Judging Text-to-Speech by the Wisdom of the Crowd

Title: Judging Text-to-Speech by the Wisdom of the Crowd
Speaker: Prof. Alan Black (http://www.cs.cmu.edu/~awb/)
Date: Wednesday, Nov 30th @Noon
Room: GHC 6501

One of the many hard issues in generating good synthetic speech is the difficulty in evaluating the quality. Objective measures are always useful when optimizing various machine learning algorithms, but in speech generation it is ultimately what the end user actually thinks about the speech that is important. Running human listening tests is expensive, and not very reliable.
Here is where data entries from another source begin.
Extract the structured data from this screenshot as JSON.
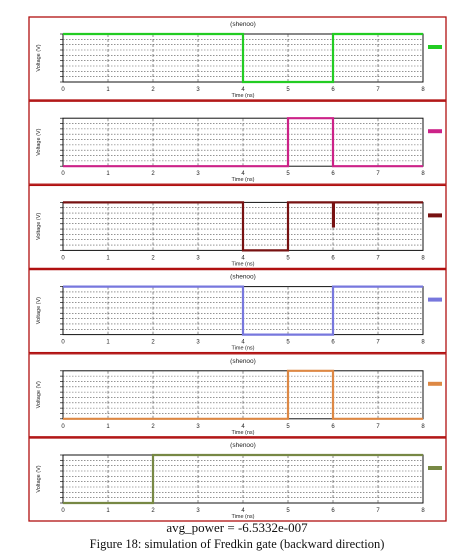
{
  "caption": {
    "power_label": "avg_power =",
    "power_value": "-6.5332e-007",
    "figure_title": "Figure 18: simulation of Fredkin gate (backward direction)"
  },
  "chart_data": [
    {
      "type": "line",
      "panel_title": "(shenoo)",
      "xlabel": "Time (ns)",
      "ylabel": "Voltage (V)",
      "x_ticks": [
        "0",
        "1",
        "2",
        "3",
        "4",
        "5",
        "6",
        "7",
        "8"
      ],
      "xlim": [
        0,
        8
      ],
      "ylim": [
        0,
        1.2
      ],
      "series": [
        {
          "legend": "",
          "color": "#22cc22",
          "x": [
            0,
            4,
            4,
            6,
            6,
            8
          ],
          "y": [
            1.2,
            1.2,
            0,
            0,
            1.2,
            1.2
          ]
        }
      ]
    },
    {
      "type": "line",
      "panel_title": "",
      "xlabel": "Time (ns)",
      "ylabel": "Voltage (V)",
      "x_ticks": [
        "0",
        "1",
        "2",
        "3",
        "4",
        "5",
        "6",
        "7",
        "8"
      ],
      "xlim": [
        0,
        8
      ],
      "ylim": [
        0,
        1.2
      ],
      "series": [
        {
          "legend": "",
          "color": "#cc2288",
          "x": [
            0,
            5,
            5,
            6,
            6,
            8
          ],
          "y": [
            0,
            0,
            1.2,
            1.2,
            0,
            0
          ]
        }
      ]
    },
    {
      "type": "line",
      "panel_title": "",
      "xlabel": "Time (ns)",
      "ylabel": "Voltage (V)",
      "x_ticks": [
        "0",
        "1",
        "2",
        "3",
        "4",
        "5",
        "6",
        "7",
        "8"
      ],
      "xlim": [
        0,
        8
      ],
      "ylim": [
        0,
        1.2
      ],
      "series": [
        {
          "legend": "",
          "color": "#771111",
          "x": [
            0,
            4,
            4,
            5,
            5,
            6,
            6,
            6.02,
            6.02,
            8
          ],
          "y": [
            1.2,
            1.2,
            0,
            0,
            1.2,
            1.2,
            0.6,
            0.6,
            1.2,
            1.2
          ]
        }
      ]
    },
    {
      "type": "line",
      "panel_title": "(shenoo)",
      "xlabel": "Time (ns)",
      "ylabel": "Voltage (V)",
      "x_ticks": [
        "0",
        "1",
        "2",
        "3",
        "4",
        "5",
        "6",
        "7",
        "8"
      ],
      "xlim": [
        0,
        8
      ],
      "ylim": [
        0,
        1.2
      ],
      "series": [
        {
          "legend": "",
          "color": "#7777dd",
          "x": [
            0,
            4,
            4,
            6,
            6,
            8
          ],
          "y": [
            1.2,
            1.2,
            0,
            0,
            1.2,
            1.2
          ]
        }
      ]
    },
    {
      "type": "line",
      "panel_title": "(shenoo)",
      "xlabel": "Time (ns)",
      "ylabel": "Voltage (V)",
      "x_ticks": [
        "0",
        "1",
        "2",
        "3",
        "4",
        "5",
        "6",
        "7",
        "8"
      ],
      "xlim": [
        0,
        8
      ],
      "ylim": [
        0,
        1.2
      ],
      "series": [
        {
          "legend": "",
          "color": "#dd8844",
          "x": [
            0,
            5,
            5,
            6,
            6,
            8
          ],
          "y": [
            0,
            0,
            1.2,
            1.2,
            0,
            0
          ]
        }
      ]
    },
    {
      "type": "line",
      "panel_title": "(shenoo)",
      "xlabel": "Time (ns)",
      "ylabel": "Voltage (V)",
      "x_ticks": [
        "0",
        "1",
        "2",
        "3",
        "4",
        "5",
        "6",
        "7",
        "8"
      ],
      "xlim": [
        0,
        8
      ],
      "ylim": [
        0,
        1.2
      ],
      "series": [
        {
          "legend": "",
          "color": "#778844",
          "x": [
            0,
            2,
            2,
            8
          ],
          "y": [
            0,
            0,
            1.2,
            1.2
          ]
        }
      ]
    }
  ]
}
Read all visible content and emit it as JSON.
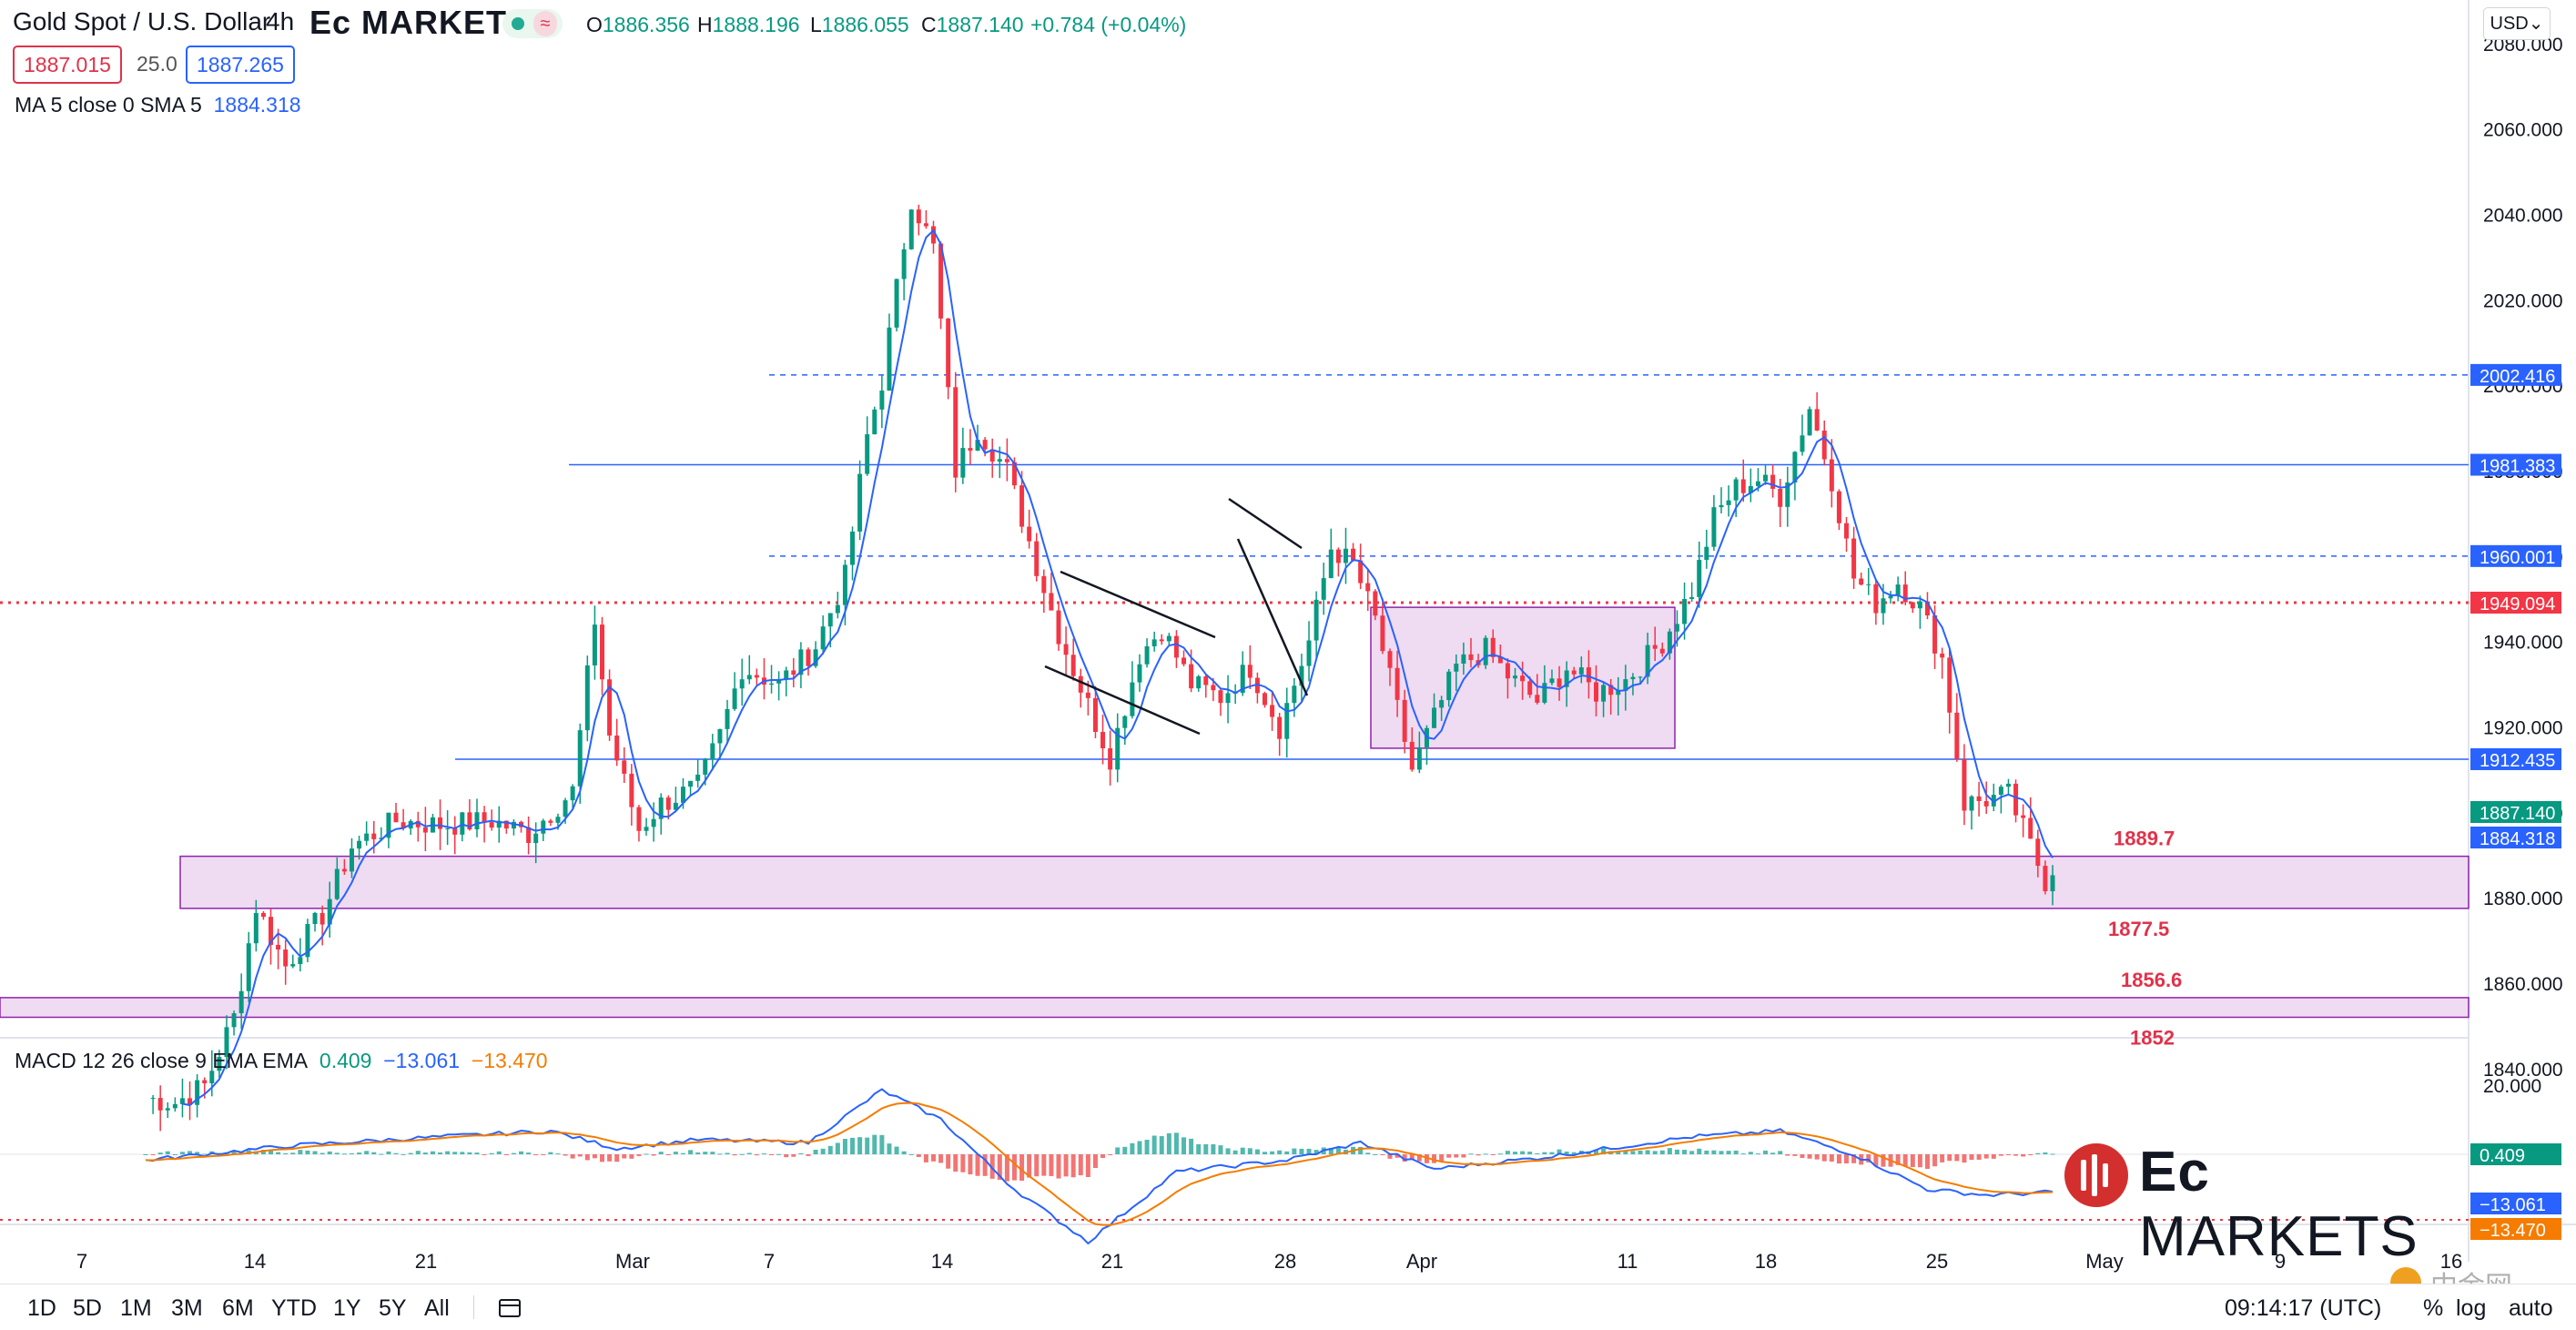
{
  "header": {
    "title": "Gold Spot / U.S. Dollar",
    "timeframe": "4h",
    "brand": "Ec MARKETS",
    "wave_symbol": "≈",
    "open_label": "O",
    "open": "1886.356",
    "high_label": "H",
    "high": "1888.196",
    "low_label": "L",
    "low": "1886.055",
    "close_label": "C",
    "close": "1887.140",
    "change": "+0.784 (+0.04%)",
    "bid": "1887.015",
    "spread": "25.0",
    "ask": "1887.265",
    "currency": "USD"
  },
  "ma_legend": {
    "label": "MA 5 close 0 SMA 5",
    "value": "1884.318"
  },
  "macd_legend": {
    "label": "MACD 12 26 close 9 EMA EMA",
    "hist": "0.409",
    "macd": "−13.061",
    "signal": "−13.470"
  },
  "colors": {
    "up": "#089981",
    "down": "#f23645",
    "ma": "#2962ff",
    "signal": "#f57c00",
    "zone": "#e1bee7",
    "zone_border": "#8e24aa",
    "red_label": "#e0324a"
  },
  "chart_data": {
    "type": "candlestick",
    "title": "Gold Spot / U.S. Dollar",
    "timeframe": "4h",
    "ylim": [
      1830,
      2090
    ],
    "y_ticks": [
      "2080.000",
      "2060.000",
      "2040.000",
      "2020.000",
      "2000.000",
      "1980.000",
      "1960.000",
      "1940.000",
      "1920.000",
      "1900.000",
      "1880.000",
      "1860.000",
      "1840.000"
    ],
    "x_ticks": [
      "7",
      "14",
      "21",
      "Mar",
      "7",
      "14",
      "21",
      "28",
      "Apr",
      "11",
      "18",
      "25",
      "May",
      "9",
      "16"
    ],
    "close_anchors": [
      [
        0,
        1833
      ],
      [
        4,
        1832
      ],
      [
        8,
        1836
      ],
      [
        12,
        1852
      ],
      [
        15,
        1878
      ],
      [
        19,
        1864
      ],
      [
        24,
        1876
      ],
      [
        28,
        1892
      ],
      [
        34,
        1898
      ],
      [
        40,
        1897
      ],
      [
        47,
        1898
      ],
      [
        52,
        1895
      ],
      [
        58,
        1905
      ],
      [
        61,
        1945
      ],
      [
        63,
        1918
      ],
      [
        67,
        1896
      ],
      [
        70,
        1902
      ],
      [
        75,
        1906
      ],
      [
        78,
        1918
      ],
      [
        81,
        1934
      ],
      [
        86,
        1930
      ],
      [
        91,
        1939
      ],
      [
        95,
        1955
      ],
      [
        98,
        1988
      ],
      [
        100,
        2001
      ],
      [
        104,
        2044
      ],
      [
        107,
        2032
      ],
      [
        110,
        1980
      ],
      [
        113,
        1990
      ],
      [
        117,
        1980
      ],
      [
        121,
        1958
      ],
      [
        124,
        1942
      ],
      [
        128,
        1925
      ],
      [
        131,
        1913
      ],
      [
        135,
        1937
      ],
      [
        138,
        1943
      ],
      [
        142,
        1930
      ],
      [
        146,
        1927
      ],
      [
        150,
        1934
      ],
      [
        154,
        1920
      ],
      [
        158,
        1940
      ],
      [
        161,
        1962
      ],
      [
        164,
        1958
      ],
      [
        167,
        1945
      ],
      [
        172,
        1910
      ],
      [
        175,
        1922
      ],
      [
        178,
        1934
      ],
      [
        182,
        1938
      ],
      [
        185,
        1932
      ],
      [
        189,
        1926
      ],
      [
        193,
        1934
      ],
      [
        197,
        1928
      ],
      [
        201,
        1931
      ],
      [
        206,
        1940
      ],
      [
        210,
        1952
      ],
      [
        213,
        1969
      ],
      [
        216,
        1976
      ],
      [
        219,
        1978
      ],
      [
        222,
        1974
      ],
      [
        226,
        1995
      ],
      [
        229,
        1978
      ],
      [
        232,
        1955
      ],
      [
        235,
        1949
      ],
      [
        238,
        1954
      ],
      [
        241,
        1948
      ],
      [
        244,
        1936
      ],
      [
        247,
        1902
      ],
      [
        250,
        1903
      ],
      [
        253,
        1904
      ],
      [
        256,
        1892
      ],
      [
        258,
        1884
      ],
      [
        259,
        1887
      ]
    ],
    "ma_label": "MA 5 close 0 SMA 5",
    "ma_value": 1884.318,
    "horizontal_lines": [
      {
        "value": 2002.416,
        "style": "dashed",
        "color": "blue",
        "label": "2002.416"
      },
      {
        "value": 1981.383,
        "style": "solid",
        "color": "blue",
        "label": "1981.383"
      },
      {
        "value": 1960.001,
        "style": "dashed",
        "color": "blue",
        "label": "1960.001"
      },
      {
        "value": 1949.094,
        "style": "dotted",
        "color": "red",
        "label": "1949.094"
      },
      {
        "value": 1912.435,
        "style": "solid",
        "color": "blue",
        "label": "1912.435"
      }
    ],
    "zones": [
      {
        "from": 1877.5,
        "to": 1889.7,
        "label_top": "1889.7",
        "label_bottom": "1877.5"
      },
      {
        "from": 1852,
        "to": 1856.6,
        "label_top": "1856.6",
        "label_bottom": "1852"
      },
      {
        "from": 1915,
        "to": 1948,
        "label_top": "",
        "label_bottom": ""
      }
    ],
    "price_labels": {
      "last": "1887.140",
      "ma": "1884.318"
    },
    "macd": {
      "params": "12 26 close 9 EMA EMA",
      "histogram": 0.409,
      "macd": -13.061,
      "signal": -13.47,
      "y_tick": "20.000",
      "macd_anchors": [
        [
          0,
          -2
        ],
        [
          20,
          3
        ],
        [
          40,
          6
        ],
        [
          55,
          8
        ],
        [
          64,
          2
        ],
        [
          75,
          5
        ],
        [
          90,
          4
        ],
        [
          100,
          22
        ],
        [
          108,
          12
        ],
        [
          118,
          -12
        ],
        [
          128,
          -30
        ],
        [
          140,
          -6
        ],
        [
          155,
          -2
        ],
        [
          165,
          4
        ],
        [
          175,
          -5
        ],
        [
          190,
          -1
        ],
        [
          210,
          6
        ],
        [
          222,
          8
        ],
        [
          232,
          0
        ],
        [
          242,
          -12
        ],
        [
          250,
          -14
        ],
        [
          259,
          -13
        ]
      ]
    }
  },
  "bottom_bar": {
    "ranges": [
      "1D",
      "5D",
      "1M",
      "3M",
      "6M",
      "YTD",
      "1Y",
      "5Y",
      "All"
    ],
    "clock": "09:14:17 (UTC)",
    "percent": "%",
    "log": "log",
    "auto": "auto"
  },
  "logo": {
    "ec": "Ec",
    "markets": "MARKETS"
  },
  "watermark": "中金网"
}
This talk lays out the techniques we've used to try to find robust subjective evaluation techniques for speech synthesis. These have been implemented in the annual Blizzard Challenge where teams build synthetic voices from a common dataset and then we have many people judge the quality by listening to them. The results are robust (different subsets of listeners correlate) and there have been interesting results found about the orthogonality of naturalness and intelligibility. However as we go further into using end users are an evaluation system we note a number of issues that must be addressed. People prefer voices they've listened to before (for good speech perceptual reasons). People are not good at judging subtle differences such as voice quality, intonation, timing etc; naturalness and intelligibility are not the only goals.

This talk will present existing crowd sourcing techniques used to evaluate speech synthesis and propose new techniques that might help use evaluate future directions in speech synthesis.